London: Michael Phelps was strolling through the Olympic Village when he spotted three Russian female athletes - all of them taller than the 6-foot-4-inch (193 cm) swimmer.
"Geez, I thought I was tall," he said with a chuckle.
Preparing for what he insists will be his final Olympics, Phelps appears to be having a lot more fun heading into the London Games than he did at either Athens or Beijing, where he was under intense pressure to turn in the greatest performances in Olympic history.
"This is closure," Phelps said Thursday, sitting beside coach Bob Bowman in the largest conference room at the Main Press Centre. "Now it's just a matter of how many toppings I want on my sundae."
Several hundred media packed the room, including Olympic speedskating star Apolo Anton Ohno, who's now working for NBC and got in a question about how Phelps keeps things simple with all the distractions.

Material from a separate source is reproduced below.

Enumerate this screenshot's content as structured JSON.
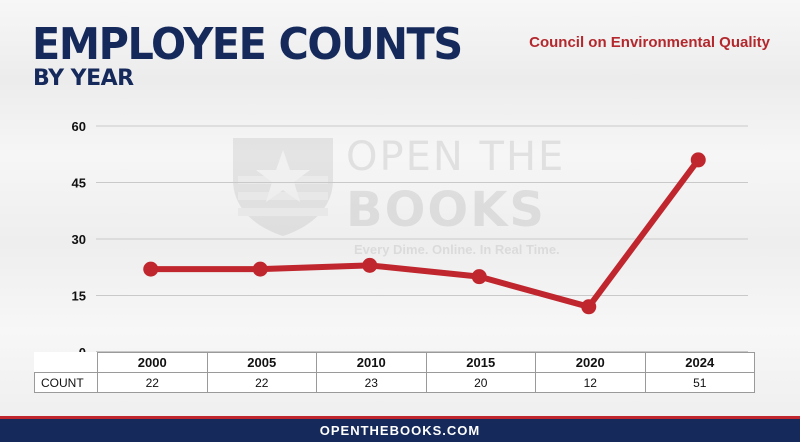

Actually, he seems to be having a blast. After Phelps walked in the room, he pulled out his phone and snapped a picture of all the reporters and cameras staring back at him, capturing another moment on his farewell tour.
"In Beijing, we were trying to conquer everything," Phelps remembered. "We're a lot more relaxed. We're having fun."
Not that he's got a lot of time to chill in London. He's still swimming more events than anyone except teammate Missy Franklin: four individual races, and all three relays. The only change from China is Phelps' giving up a chance to swim the 200-meter freestyle, feeling he would have a better chance at success with a slightly less strenuous program.
Besides, there's really nothing left to accomplish other than becoming the most decorated Olympian ever. The 27-year-old Phelps has already become the first athlete to win eight golds at a single games, and the 14 golds in his career are far more than anyone else. The only record left to beat is total medals, the 18 won by Soviet gymnast Larisa Latynina.
Phelps is at 16 and should beat Latynina's mark halfway through the eight-day swimming program, which begins Saturday.
"This is the last competitive meet I'm going to have in my career," Phelps said. "It's big. It's something I've never experienced. I'm going to have a lot of firsts and a lot of lasts this week."
When Bowman was asked to assess what makes Phelps such a dominating swimmer, he pointed to his physical attributes (large feet and a long torso), family support, a superb work ethic and the greatest attribute - "his ability to focus under pressure."
"If you checked off everything you wanted in a superstar athlete," Bowman said, "he has all those."